In der Corona-Krise geht New York ungewöhnliche Wege: In den kommenden Monaten will die Stadt bis zu 160 Kilometer autofreie Straßen schaffen. Das soll unter anderem breitere Bürgersteige schaffen. Die Maßnahme hat einen plausiblen Grund.

In der Corona-Krise könnten in der Millionenmetropole New York bis zu 160 Kilometer Straße für Autos und Lastwagen gesperrt werden. Zudem sollen Bürgersteige erweitert und Fahrradwege ausgebaut werden, kündigte Bürgermeister Bill de Blasio an.

Die ersten rund 65 Kilometer Straßen sollten bereits in den kommenden vier Wochen gesperrt werden, die restlichen dann im Lauf des Sommers. Welche der Straßen New Yorks, die insgesamt fast 10.000 Kilometer lang sind, genau autofrei werden, müsse noch geplant werden.

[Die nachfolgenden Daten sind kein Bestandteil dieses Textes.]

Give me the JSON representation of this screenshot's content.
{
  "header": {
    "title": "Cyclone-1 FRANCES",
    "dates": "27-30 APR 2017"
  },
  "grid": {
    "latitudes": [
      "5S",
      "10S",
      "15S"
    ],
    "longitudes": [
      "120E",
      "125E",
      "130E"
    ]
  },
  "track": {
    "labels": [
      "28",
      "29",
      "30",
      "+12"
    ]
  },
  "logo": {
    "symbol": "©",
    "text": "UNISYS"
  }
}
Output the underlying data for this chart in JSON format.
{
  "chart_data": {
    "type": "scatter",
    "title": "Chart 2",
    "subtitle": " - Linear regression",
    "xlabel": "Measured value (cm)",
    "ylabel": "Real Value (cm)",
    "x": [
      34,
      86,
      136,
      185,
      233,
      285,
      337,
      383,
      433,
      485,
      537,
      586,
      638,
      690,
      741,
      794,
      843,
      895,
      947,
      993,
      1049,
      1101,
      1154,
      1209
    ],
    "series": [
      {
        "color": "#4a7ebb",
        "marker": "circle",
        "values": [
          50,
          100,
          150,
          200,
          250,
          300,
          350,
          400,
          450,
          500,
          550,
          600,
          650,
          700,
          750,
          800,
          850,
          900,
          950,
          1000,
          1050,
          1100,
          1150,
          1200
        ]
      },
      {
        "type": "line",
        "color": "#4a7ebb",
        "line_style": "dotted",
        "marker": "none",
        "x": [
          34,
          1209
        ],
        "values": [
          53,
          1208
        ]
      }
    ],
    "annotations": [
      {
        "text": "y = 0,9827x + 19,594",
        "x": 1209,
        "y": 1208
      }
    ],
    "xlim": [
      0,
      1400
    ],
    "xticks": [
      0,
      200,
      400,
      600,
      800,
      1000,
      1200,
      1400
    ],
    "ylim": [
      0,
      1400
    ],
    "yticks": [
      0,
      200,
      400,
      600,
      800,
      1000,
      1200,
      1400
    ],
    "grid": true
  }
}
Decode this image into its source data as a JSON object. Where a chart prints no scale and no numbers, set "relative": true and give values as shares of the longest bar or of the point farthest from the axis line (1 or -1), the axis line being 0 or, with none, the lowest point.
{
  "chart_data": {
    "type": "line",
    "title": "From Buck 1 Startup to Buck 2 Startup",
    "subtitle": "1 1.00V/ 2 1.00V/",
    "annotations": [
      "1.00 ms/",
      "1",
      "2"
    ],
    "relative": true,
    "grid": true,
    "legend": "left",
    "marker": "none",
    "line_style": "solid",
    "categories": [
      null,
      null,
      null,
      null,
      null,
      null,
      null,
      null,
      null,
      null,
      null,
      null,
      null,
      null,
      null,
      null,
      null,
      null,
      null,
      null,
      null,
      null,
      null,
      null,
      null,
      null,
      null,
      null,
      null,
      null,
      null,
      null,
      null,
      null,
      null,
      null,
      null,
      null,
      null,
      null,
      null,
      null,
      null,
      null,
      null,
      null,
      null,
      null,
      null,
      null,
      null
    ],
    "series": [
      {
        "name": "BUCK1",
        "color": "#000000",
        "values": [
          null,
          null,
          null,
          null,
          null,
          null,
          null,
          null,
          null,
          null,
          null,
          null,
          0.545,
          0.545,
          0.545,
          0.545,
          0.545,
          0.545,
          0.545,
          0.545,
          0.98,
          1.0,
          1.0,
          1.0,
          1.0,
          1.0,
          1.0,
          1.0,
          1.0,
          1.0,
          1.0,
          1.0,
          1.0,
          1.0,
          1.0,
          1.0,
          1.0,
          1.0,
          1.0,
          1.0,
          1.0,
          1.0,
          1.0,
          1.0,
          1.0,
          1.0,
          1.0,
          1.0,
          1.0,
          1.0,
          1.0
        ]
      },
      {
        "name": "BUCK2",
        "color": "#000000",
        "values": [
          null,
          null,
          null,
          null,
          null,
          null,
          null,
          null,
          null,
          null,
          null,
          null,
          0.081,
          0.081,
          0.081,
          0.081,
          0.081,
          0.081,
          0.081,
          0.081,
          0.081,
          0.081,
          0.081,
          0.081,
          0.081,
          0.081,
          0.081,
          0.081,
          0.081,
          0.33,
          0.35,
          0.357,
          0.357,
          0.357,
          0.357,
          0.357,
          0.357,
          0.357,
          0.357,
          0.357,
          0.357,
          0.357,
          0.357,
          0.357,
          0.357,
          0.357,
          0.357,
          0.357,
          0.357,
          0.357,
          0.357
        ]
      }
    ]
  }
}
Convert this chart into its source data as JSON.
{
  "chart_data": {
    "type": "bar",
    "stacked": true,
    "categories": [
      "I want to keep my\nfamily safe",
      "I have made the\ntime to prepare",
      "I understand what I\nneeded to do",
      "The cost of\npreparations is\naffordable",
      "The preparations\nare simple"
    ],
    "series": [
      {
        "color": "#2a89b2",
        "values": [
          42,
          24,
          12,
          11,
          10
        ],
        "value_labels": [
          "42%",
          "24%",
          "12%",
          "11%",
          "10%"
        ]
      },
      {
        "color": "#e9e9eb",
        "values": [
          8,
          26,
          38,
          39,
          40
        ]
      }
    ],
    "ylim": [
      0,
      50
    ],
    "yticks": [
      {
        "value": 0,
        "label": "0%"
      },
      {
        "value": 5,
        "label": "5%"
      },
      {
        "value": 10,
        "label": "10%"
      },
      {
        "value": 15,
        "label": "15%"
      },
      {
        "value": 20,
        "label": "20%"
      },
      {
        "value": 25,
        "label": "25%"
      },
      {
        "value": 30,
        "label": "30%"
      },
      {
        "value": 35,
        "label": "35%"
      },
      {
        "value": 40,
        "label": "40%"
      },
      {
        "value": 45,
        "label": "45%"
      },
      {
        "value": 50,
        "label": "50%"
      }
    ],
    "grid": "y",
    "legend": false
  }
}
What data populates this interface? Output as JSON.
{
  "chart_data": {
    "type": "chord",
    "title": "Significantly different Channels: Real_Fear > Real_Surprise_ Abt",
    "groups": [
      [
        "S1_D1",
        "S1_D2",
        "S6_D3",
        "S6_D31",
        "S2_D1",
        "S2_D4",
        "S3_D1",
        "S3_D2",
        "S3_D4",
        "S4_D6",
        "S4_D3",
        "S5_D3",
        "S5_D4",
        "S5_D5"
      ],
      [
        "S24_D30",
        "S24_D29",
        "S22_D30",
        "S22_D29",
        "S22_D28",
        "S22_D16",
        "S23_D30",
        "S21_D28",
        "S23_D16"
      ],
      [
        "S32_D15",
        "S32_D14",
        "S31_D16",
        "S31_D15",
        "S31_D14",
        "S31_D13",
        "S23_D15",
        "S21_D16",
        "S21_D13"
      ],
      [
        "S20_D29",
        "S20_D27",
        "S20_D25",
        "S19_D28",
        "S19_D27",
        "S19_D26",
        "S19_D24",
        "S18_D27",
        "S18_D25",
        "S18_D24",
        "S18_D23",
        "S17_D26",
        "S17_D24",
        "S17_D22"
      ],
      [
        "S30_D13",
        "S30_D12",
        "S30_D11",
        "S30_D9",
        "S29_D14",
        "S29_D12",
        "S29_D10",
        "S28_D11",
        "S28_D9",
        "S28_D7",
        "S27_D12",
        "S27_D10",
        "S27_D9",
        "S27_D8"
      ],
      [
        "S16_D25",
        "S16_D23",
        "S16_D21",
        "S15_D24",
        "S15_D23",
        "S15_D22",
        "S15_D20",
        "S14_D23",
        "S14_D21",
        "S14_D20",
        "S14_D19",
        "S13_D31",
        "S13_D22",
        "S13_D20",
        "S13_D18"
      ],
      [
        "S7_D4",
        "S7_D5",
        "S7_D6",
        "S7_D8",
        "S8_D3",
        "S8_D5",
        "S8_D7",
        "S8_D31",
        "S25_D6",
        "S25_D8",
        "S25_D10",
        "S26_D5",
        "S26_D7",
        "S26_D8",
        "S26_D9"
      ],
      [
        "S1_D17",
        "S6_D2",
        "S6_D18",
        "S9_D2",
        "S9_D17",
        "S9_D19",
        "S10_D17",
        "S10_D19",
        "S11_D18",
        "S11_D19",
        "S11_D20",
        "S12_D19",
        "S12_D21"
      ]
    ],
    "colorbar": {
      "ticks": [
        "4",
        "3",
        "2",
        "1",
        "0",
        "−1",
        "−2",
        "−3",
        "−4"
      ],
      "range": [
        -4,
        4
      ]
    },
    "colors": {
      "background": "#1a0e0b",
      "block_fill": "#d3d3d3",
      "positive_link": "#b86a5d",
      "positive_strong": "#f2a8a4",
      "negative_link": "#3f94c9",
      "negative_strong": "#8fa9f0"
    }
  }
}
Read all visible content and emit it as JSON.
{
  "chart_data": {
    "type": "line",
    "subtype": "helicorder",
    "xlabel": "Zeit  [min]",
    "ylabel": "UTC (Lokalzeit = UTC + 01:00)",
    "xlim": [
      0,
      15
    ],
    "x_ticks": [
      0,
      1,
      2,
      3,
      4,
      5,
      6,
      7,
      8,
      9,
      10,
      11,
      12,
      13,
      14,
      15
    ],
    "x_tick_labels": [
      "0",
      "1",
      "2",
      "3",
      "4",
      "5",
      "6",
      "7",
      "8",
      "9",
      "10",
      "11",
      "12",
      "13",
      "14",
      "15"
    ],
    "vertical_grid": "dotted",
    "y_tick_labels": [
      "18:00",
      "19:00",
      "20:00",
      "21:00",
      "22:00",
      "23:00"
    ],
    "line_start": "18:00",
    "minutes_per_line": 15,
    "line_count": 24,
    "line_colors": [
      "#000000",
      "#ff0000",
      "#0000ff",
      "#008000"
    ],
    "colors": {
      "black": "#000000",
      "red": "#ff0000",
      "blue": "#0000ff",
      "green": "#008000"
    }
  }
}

Die Menschen sollen mit den Straßensperrungen einfacher Abstand voneinander halten können. In der Millionenmetropole gelten zwar strenge Ausgangsbeschränkungen, Sport und Bewegung an der frischen Luft sind aber erlaubt und in den Parks wird es deswegen vor allem bei schönem Wetter schnell sehr voll.

Pilotprojekt verläuft mäßig

Die Straßen sollen so lange geschlossen bleiben, wie die Ausgangsbeschränkungen gelten. Im März hatte es bereits ein Pilotprojekt mit einigen gesperrten Straßen gegeben, das vor allem wegen schlechten Wetters jedoch nur mäßigen Anklang gefunden hatte. Bürgermeister de Blasio hatte das Projekt danach zunächst wieder abgebrochen.

Der Bundesstaat New York, in welchem die Metropole liegt, ist das Epizentrum der Corona-Krise in den USA - dort wurde rund ein Drittel der Todesfälle im gesamten Land verzeichnet. Allerdings gab es bei der Zahl der neu verzeichneten Todesfälle in New York zuletzt einen Rückgang. Am Sonntag gaben die Behörden 367 weitere Verstorbene innerhalb von 24 Stunden bekannt. Das war die niedrigste Zahl seit dem 30. März, als 332 Corona-Tote verzeichnet worden waren. Laut der "New York Times" sind Stand Montag mindestens 977.256 Menschen im gesamten Land infiziert und 50.134 Personen im Zusammenhang mit Covid-19 gestorben.